Goldfish.
Work wonders.
Nearly maintenance free.
Cheap.
This may not be an option if you keep your rain barrel in full sun and the water is very warm. (Goldfish are generally good with cool water.)
It's also not an option if you regularly drain your rain barrel to bone dry, obviously.
Comet goldfish.
The feeder kind.
Available for purchase anywhere that sells aquarium fish... (we paid 13 cents for ours last year!)
My husband named ours Nigel and got attached to him! ha ha
BUT, at the end of the season, after I'd set up a 2 gallon fishbowl I happened to have (used to have bettas) I'd kept it with all the filter/pump stuff.
And then the goldfish died.
If you get a fancy hardy species of goldfish, they could live for years!!
If you live in rural area, you may need more than one in a 55gallon barrel.
I've seen blogs online where people talk about having 3 in a barrel.
We had 1 goldfish and rarely saw any larvae. But we live in the city, so it's not like we have a jungle load of mosquitoes generally.
We actually kind of got excited if we actually saw the goldfish eating larvae in the barrel, because it wasn't often... yet we know he was eating, because occasionally my husband would give him some goldfish food flakes, and the fish wasn't interested at all.
So he was definitely keeping it completely under control.
Issues:
Need netting placed over the spigot opening and the overflow opening, so the fish doesn't wind up going out the pipes.
At first, my husband placed a grate barrier over the overflow opening, but didn't block the spigot.
One day when my husband was draining via the spigot & hose to the reserve barrel, suddenly Nigel had disappeared. Turned out he went through 120ft of garden hoses to a reserve barrel!!
He did survive.
(We don't have problems with the reserve barrels because they have lids, and they're also the first to get emptied on a regular basis. They're also in full sun.)

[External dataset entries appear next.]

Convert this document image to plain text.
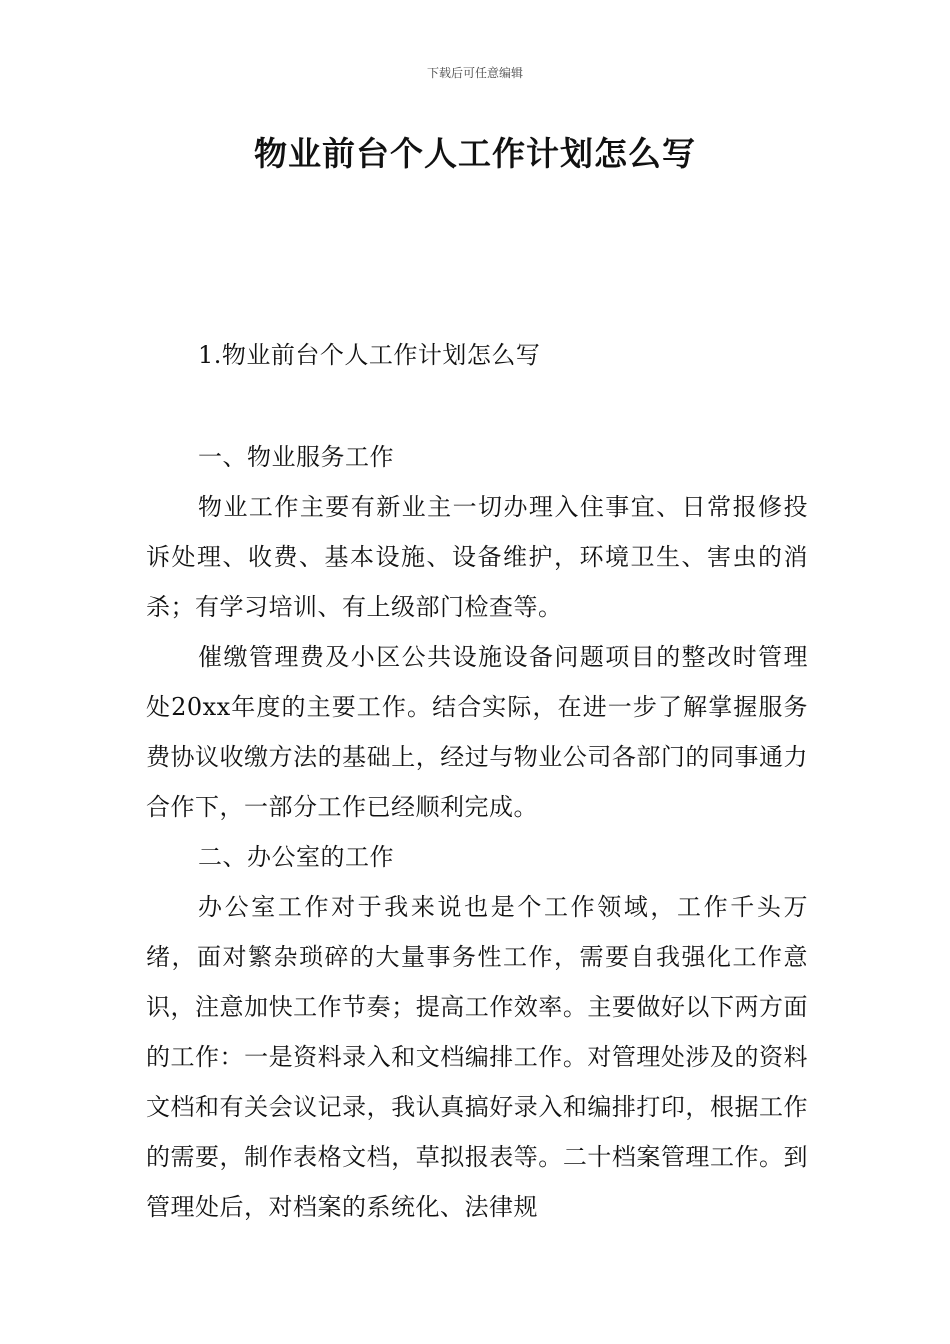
下载后可任意编辑
物业前台个人工作计划怎么写

1.物业前台个人工作计划怎么写

一、物业服务工作

物业工作主要有新业主一切办理入住事宜、日常报修投诉处理、收费、基本设施、设备维护，环境卫生、害虫的消杀；有学习培训、有上级部门检查等。

催缴管理费及小区公共设施设备问题项目的整改时管理处20xx年度的主要工作。结合实际，在进一步了解掌握服务费协议收缴方法的基础上，经过与物业公司各部门的同事通力合作下，一部分工作已经顺利完成。

二、办公室的工作

办公室工作对于我来说也是个工作领域，工作千头万绪，面对繁杂琐碎的大量事务性工作，需要自我强化工作意识，注意加快工作节奏；提高工作效率。主要做好以下两方面的工作：一是资料录入和文档编排工作。对管理处涉及的资料文档和有关会议记录，我认真搞好录入和编排打印，根据工作的需要，制作表格文档，草拟报表等。二十档案管理工作。到管理处后，对档案的系统化、法律规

To cover the spigot opening on the inside of the barrel, we used an old, saved for rag, fine mesh laundry bag, which we cut pieces from bigger than the openings, and then attached them using a rubber band around the opening pipes. It was pretty easy to take them off to clean them off once in awhile. The filter is a good idea anyway, saves clogging the spigot or the attached garden hose.